The construction plans are actually not new: in 2016 the AK Party Metropolitan Municipality leadership had planned to fill in the coastline by the mosque as part of the “Uskudar Project”, despite objections from historians, architects, and locals. The project was promptly halted in 2017 after public outcry and when the installation of pile foundations cracked the mosque’s walls.
A revised project that shortened the length of the original pedestrian walkway was approved by the new CHP Metropolitical Municipality leadership in January 2020, sparking controversy online. The new Istanbul leadership stated that it would resume the project, albeit with structures that wouldn’t “harm” the mosque in the same way.
In response, the Head of the General Directorate of Foundations, Burhan Ersoy, criticised the re-instatement of pedestrian walkway project in a tweet, calling on the project to be halted, and threatened to initiate a legal process unless it stopped.
The Istanbul Metropolitan Municipality shot back, saying it was simply “fixing” a “despicable” situation brought about by the previous leadership.

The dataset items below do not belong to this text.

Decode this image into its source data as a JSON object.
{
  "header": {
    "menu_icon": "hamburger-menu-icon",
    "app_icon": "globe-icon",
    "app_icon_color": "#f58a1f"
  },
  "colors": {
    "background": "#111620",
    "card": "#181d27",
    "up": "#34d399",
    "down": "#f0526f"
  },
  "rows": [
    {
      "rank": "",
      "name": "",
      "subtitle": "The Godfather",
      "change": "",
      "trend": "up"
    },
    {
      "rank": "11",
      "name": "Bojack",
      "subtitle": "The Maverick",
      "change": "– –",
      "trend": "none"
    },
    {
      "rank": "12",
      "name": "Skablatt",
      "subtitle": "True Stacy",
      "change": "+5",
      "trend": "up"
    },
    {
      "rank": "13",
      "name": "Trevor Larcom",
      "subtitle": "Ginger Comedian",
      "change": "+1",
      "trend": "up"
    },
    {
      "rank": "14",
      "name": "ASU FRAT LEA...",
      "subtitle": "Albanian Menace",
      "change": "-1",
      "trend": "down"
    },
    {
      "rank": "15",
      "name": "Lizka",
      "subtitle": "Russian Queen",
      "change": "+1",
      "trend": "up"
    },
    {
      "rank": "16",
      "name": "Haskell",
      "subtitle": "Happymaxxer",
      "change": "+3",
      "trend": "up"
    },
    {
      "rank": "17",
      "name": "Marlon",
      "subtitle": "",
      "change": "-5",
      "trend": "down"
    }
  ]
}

According to critics, this is missing the point.
“The Semsi Pasa Mosque is everyone’s heritage, and its context is that it’s next to sea…[this is] special and has to be protected,” says Zeynep Sanli Ikbal, a concerned citizen working in the architectural field. “[It offers] a rare peaceful and spiritual experience, and the direct connection to the sea would be damaged [with the walkway].”
Ikbal started a Change.org campaign with a friend to pressure decision makers to stop the construction. It has over 1,300 signatures as of the time this article was published. “Buildings on the Bosporus are in a special category…This is not like Dubai where you claim the land on water. We have to have our own intelligent urban development models and understand the layers of heritage and how to work with it,” she told TRT World.